L’approche par les bassins de migrations implique une analyse intersectorielle et multipays, et une prise en compte des mobilités intrarégionales. Au niveau opérationnel, il s’agit d’adopter une démarche décloisonnée et d’intégrer davantage les migrations dans les projets sectoriels.

Des exemples d’une telle démarche existent déjà. En matière de santé, citons le projet Réseau de surveillance et d’investigation épidémiologique (RSIE), initié par la Commission de l’océan Indien. Ce réseau regroupe les Comores, Madagascar, Maurice, la France au titre de la Réunion (y associant Mayotte) et les Seychelles.

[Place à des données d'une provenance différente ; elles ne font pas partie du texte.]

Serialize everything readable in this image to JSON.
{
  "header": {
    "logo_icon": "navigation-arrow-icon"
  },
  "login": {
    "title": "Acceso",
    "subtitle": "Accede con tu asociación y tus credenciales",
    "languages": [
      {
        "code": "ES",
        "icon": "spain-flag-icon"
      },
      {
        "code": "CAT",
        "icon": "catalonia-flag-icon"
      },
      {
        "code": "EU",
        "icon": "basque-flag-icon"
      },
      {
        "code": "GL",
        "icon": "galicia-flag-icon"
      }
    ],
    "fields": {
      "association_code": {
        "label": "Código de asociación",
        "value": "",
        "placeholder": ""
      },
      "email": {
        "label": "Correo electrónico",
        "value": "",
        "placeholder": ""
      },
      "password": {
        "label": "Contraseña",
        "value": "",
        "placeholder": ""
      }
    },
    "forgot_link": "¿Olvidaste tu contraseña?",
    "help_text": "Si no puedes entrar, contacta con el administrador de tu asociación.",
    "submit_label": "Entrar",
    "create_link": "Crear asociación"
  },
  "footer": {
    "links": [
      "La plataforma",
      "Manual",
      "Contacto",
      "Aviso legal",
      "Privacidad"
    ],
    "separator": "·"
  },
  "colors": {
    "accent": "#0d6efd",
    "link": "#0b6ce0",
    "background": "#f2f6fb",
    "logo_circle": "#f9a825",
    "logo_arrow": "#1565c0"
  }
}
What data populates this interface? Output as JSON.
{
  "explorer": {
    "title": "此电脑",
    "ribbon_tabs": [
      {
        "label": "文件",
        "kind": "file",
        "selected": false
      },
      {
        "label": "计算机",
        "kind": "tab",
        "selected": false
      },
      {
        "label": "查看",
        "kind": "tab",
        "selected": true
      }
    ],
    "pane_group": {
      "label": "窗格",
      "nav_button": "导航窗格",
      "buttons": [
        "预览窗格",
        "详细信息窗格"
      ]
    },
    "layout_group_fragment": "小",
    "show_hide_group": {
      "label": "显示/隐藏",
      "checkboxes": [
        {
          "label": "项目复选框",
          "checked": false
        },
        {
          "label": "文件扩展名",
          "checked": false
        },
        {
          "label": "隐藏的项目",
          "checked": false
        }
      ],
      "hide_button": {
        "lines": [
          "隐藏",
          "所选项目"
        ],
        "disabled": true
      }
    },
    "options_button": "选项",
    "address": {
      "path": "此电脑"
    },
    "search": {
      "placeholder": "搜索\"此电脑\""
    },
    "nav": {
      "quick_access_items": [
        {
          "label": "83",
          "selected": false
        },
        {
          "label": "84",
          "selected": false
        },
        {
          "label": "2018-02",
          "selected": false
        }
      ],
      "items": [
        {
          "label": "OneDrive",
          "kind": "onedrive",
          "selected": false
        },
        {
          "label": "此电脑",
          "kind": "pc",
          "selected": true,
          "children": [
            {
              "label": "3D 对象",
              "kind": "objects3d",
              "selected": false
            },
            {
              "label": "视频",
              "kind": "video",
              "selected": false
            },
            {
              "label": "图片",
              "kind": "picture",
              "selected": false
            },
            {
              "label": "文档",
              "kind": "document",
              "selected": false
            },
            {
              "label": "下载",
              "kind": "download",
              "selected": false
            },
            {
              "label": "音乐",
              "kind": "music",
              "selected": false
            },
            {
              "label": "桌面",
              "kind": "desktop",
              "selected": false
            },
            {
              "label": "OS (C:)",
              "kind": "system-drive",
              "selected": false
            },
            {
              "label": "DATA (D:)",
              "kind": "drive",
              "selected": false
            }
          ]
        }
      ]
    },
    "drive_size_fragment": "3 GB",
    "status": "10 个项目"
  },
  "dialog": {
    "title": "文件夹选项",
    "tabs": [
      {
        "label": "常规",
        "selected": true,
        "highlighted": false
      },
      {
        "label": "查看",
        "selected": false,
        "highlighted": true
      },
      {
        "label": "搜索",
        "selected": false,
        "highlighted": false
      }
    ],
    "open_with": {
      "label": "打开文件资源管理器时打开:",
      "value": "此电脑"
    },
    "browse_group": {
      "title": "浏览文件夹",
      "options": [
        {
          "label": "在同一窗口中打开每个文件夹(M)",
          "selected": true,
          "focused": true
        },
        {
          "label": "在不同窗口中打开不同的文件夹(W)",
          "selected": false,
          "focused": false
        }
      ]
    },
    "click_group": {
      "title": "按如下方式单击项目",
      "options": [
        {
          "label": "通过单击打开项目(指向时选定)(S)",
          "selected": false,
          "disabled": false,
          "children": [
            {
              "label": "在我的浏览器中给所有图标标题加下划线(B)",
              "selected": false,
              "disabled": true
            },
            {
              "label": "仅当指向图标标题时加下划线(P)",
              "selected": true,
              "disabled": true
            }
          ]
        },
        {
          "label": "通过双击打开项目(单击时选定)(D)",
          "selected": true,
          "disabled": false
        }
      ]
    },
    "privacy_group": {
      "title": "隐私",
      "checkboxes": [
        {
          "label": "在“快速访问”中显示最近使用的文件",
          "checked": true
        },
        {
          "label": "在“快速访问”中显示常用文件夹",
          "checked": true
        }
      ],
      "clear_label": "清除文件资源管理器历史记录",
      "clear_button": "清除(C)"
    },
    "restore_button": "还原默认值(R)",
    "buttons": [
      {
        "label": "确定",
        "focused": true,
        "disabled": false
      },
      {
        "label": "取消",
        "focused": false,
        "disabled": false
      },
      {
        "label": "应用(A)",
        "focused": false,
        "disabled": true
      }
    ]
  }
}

Financé par l’AFD, il permet une veille régionale et un système d’alerte aux épidémies dans les îles de l’ouest de l’océan Indien (Réseau Sega One Health), espace caractérisé par des migrations intrarégionales fortes. Basé sur le paradigme One Health qui associe la santé à un bien-être global partagé par les humains, les animaux et les écosystèmes, le projet RSIE illustre bien cet intérêt d’intégrer les mobilités humaines et animales intrarégionales à un projet sectoriel.

C’est une logique qu’il s’agit désormais d’élargir à d’autres régions et domaines d’action. La migration est inhérente à la dynamique des sociétés et les populations continueront de migrer, comme elles l’ont toujours fait. La question, finalement, est de savoir dans quelles conditions.